Osteocytes comprise over 90% of all bone cells, yet little is known of their function(s) or of the involvement of systemic hormones in regulating their activity. Recent studies support the theory that osteocytes play a major "mechanosensory" role. How exactly the osteocyte can sense the mechanical forces applied to the bone and then transform this mechanical stimulus into a biological function remains incompletely understood. Several hormones, particularly prostaglandin E2 (PGE2) and parathyroid hormone (PTH) had been implicated in this process. This proposal will investigate the hypothesis that Gsa- signaling in osteocytes is critical for proper mechano-transduction and bone homeostasis. Moreover, our initial data revealed that lack of Gsa-signaling in osteocytes induce hematopoietic abnormalities.
The first aim of this proposal will test the hypothesis that Gsa-signaling in osteocytes is important for proper bone acquisition and skeletal homeostasis.

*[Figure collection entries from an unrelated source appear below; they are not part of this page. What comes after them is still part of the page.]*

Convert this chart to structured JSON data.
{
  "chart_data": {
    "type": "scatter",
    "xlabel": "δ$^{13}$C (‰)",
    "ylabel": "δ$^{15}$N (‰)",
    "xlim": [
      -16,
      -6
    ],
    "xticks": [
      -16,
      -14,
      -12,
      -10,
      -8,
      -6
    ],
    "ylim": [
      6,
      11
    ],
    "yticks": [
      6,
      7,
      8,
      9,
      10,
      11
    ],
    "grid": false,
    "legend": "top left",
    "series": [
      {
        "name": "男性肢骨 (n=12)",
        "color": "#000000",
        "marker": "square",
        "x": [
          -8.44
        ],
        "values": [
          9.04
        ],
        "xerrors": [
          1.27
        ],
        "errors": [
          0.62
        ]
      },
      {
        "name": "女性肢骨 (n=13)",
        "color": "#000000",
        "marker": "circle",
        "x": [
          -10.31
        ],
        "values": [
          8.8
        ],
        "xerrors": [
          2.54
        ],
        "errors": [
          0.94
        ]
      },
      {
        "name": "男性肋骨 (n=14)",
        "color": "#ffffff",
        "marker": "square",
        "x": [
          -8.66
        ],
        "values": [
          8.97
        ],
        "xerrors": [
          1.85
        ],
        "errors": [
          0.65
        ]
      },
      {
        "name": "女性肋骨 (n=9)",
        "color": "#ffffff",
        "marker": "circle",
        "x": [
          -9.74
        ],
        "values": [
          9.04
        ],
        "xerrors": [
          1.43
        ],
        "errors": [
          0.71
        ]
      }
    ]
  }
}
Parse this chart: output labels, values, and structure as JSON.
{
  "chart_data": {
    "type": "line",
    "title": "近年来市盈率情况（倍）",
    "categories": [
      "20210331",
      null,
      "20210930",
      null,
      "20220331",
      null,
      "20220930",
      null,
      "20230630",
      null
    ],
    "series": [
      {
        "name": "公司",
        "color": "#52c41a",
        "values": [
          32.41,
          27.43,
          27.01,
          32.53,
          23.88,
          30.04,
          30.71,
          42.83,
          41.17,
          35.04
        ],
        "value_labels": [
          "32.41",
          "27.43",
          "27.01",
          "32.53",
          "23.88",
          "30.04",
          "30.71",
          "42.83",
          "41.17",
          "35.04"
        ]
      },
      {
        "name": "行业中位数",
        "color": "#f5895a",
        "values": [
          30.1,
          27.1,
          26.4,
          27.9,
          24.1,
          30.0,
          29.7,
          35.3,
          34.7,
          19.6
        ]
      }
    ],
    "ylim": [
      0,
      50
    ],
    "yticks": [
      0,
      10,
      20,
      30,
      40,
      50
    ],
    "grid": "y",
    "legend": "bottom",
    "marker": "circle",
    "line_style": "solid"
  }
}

The second aim will investigate the hypothesis that Gsa-mediated signaling in osteocyte is an important regulator of mechano-transduction. Lastly, in aim III we will investigate the role of Gsa in hematopoiesis. To address these questions, mice in which Gsa expression is specifically ablated in osteocytes have been generated. To restrict ablation of Gsa to osteocytes, we used the 10Kb upstream promoter of Dentin Matrix Protein-1 (DMP-1), known to be expressed specifically in osteocytes, to drive the Cre-recombinase in mice in which Exon1 of Gnas is flanked by Lox-P sites. This animal model will enable enhanced understanding of Gsa action on bone and on the hematopoietic system and could direct the development of novel therapeutic agents. The studies proposed here will expand the current knowledge on Gsa-signaling in osteocytes and will investigate the extent to which Gsa-dependent pathways in these cells is involved in normal skeletal development, hematopoiesis and mineral-ion homeostasis. In so doing, they promise to significantly expand understanding of osteocyte and bone biology. The hypothesis that we wish to test is that signaling via Gsa in osteocytes directly affects bone homeostasis and mechanosensation and directly, or indirectly controls myeloid cells development and hematopoiesis. If our hypothesis holds true it will be the first time that osteocytes are shown to regulate hematopoiesis.
The studies proposed here will significantly advance our knowledge of the role of Gsa signaling in osteocytes biology and further enhance our understanding of these cells. Results derived from these studies could have significant implications for therapy of bone disorders related to disuse or immobilization. Thus, its relevance is high for skeletal biology.